会派を代表して、防衛・風力発電調整法案に反対の立場で討論します。
本法案は、米軍や自衛隊のレーダーに影響を与える風力発電設備の設置を規制するために、電波障害防止区域を指定し、風力発電設備の設置事業者に届出を義務付けるとともに、事業者による工事の二年間の差止めを認めるものです。
人口減少社会を迎え、全国の自治体の四割が消滅可能性自治体と言われる中、本法案は、地域活性化の鍵を握る風力発電という自然エネルギーの利活用について、安保三文書に基づく軍事優先の論理で規制しようとするものです。土地規制法などと連動して、基地周辺の住民の自由な経済活動を軍事優先の論理で規制することは、ほかの経済安全保障関連法などとともに、日本の社会そのものを軍事優先に変質させ、日本の未来にとって大きな禍根を残すことになります。
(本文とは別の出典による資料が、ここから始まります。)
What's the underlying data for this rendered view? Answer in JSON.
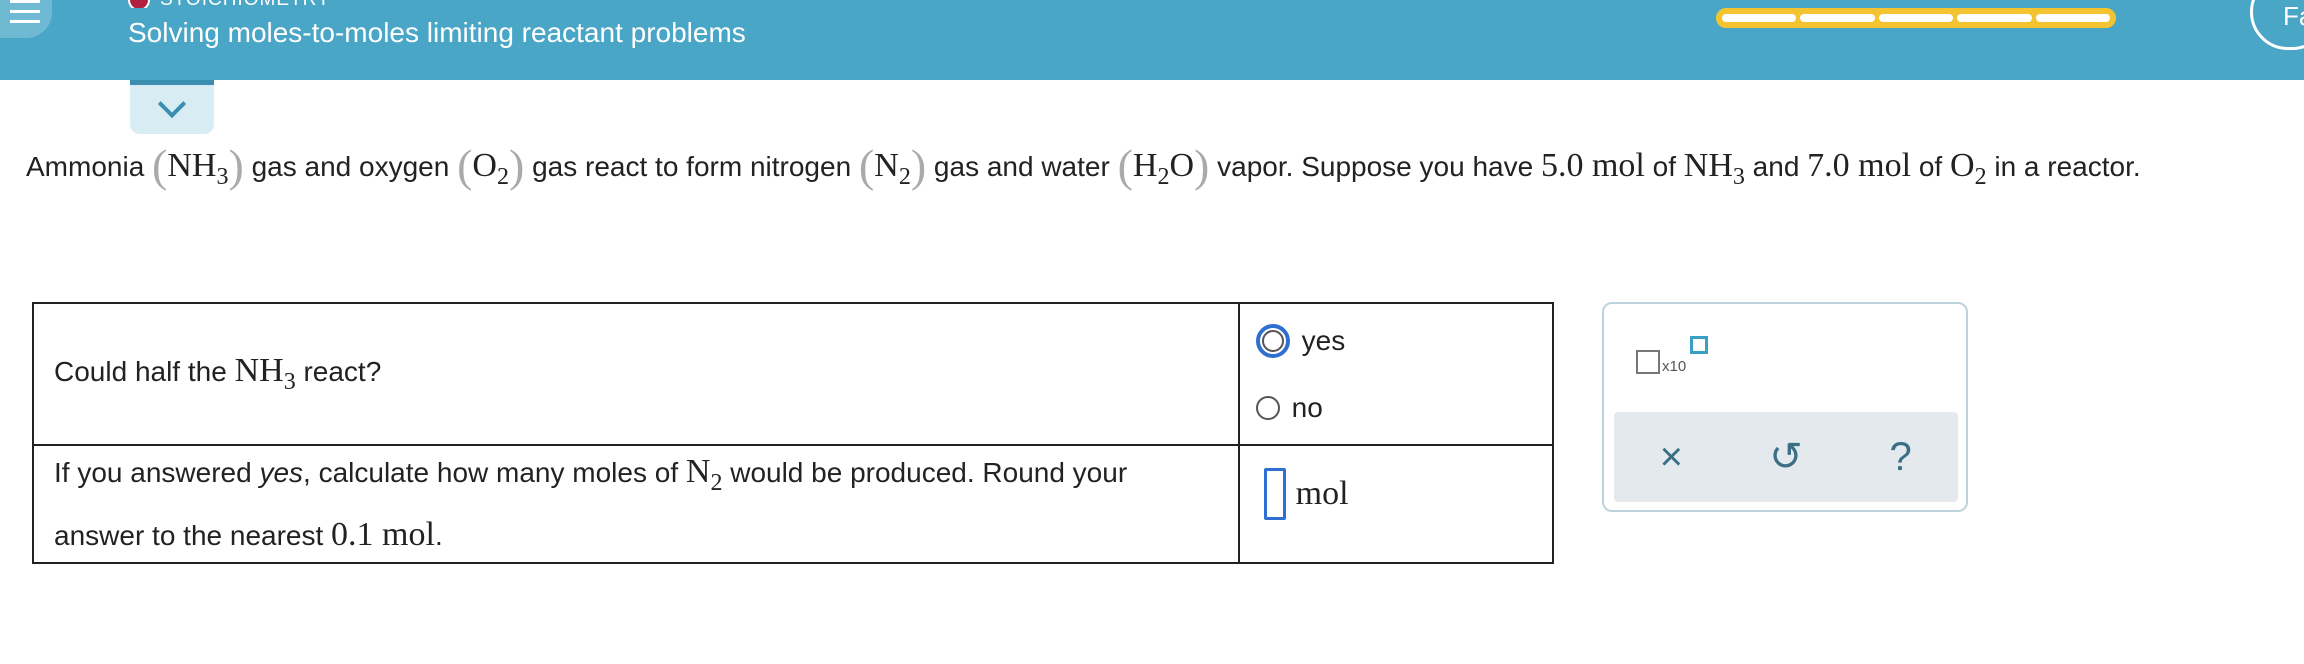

また、本法案に基づくレーダーや飛行場への影響の排除は、米国が進める敵基地攻撃とミサイル防衛のシステムである統合防空ミサイル防衛、IAMDを日本において整備することが目的であり、米軍の指揮統制の下、ウクライナ型の代理戦争の一環で日本の自衛隊が敵基地攻撃ミサイルを撃つことを前提とするものです。
これは、岸田政権の安保三文書に基づく二七年にGDP比二%という大軍拡路線の下、米国の覇権維持のために沖縄を始めとする日本の国土を戦場にして中国の力をそぐという米国の軍事戦略に沿ったものです。日本国民の生命、財産を守るという日本の国益に大きく反するものにほかなりません。
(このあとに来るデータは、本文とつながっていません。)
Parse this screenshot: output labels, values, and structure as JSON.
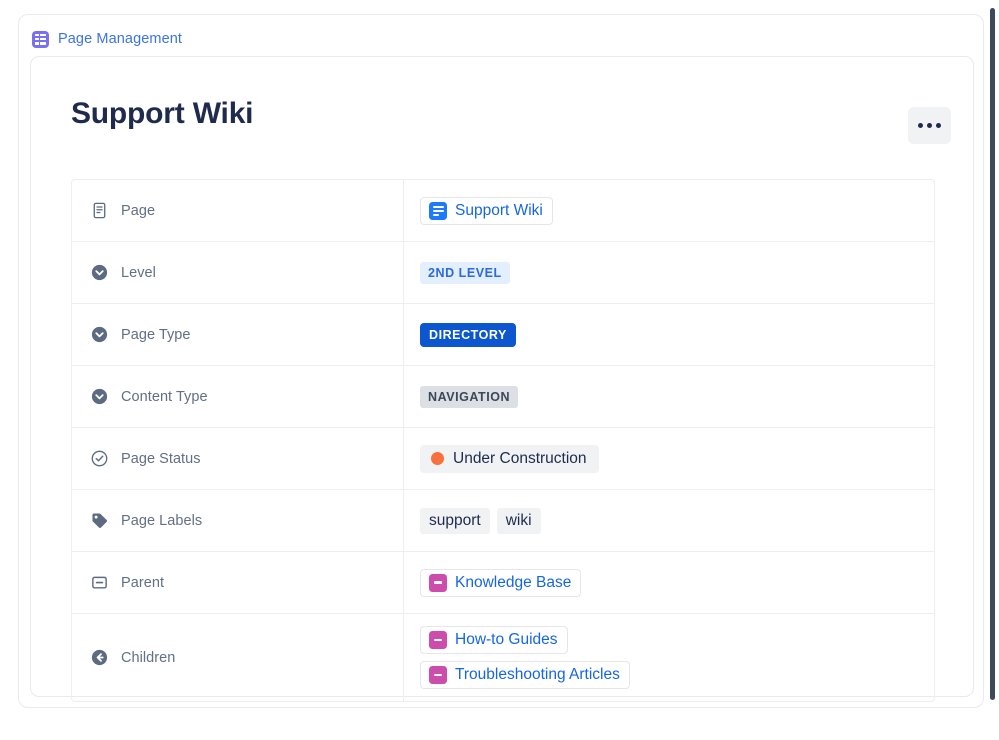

日本は今、社会や国として持続可能か否かの分岐点にいます。身の丈に合わないGDP比二%の防衛費を浪費し、軍事優先の論理で日本社会の可能性を閉ざすのではなく、政策資源は喫緊の課題である少子高齢化、人口減少問題に集中すべきです。
安保三文書に基づく軍事による抑止力偏重の安全保障政策を対話による外交を中心としたものに転換することを訴えて、本法案に対する反対の討論といたします。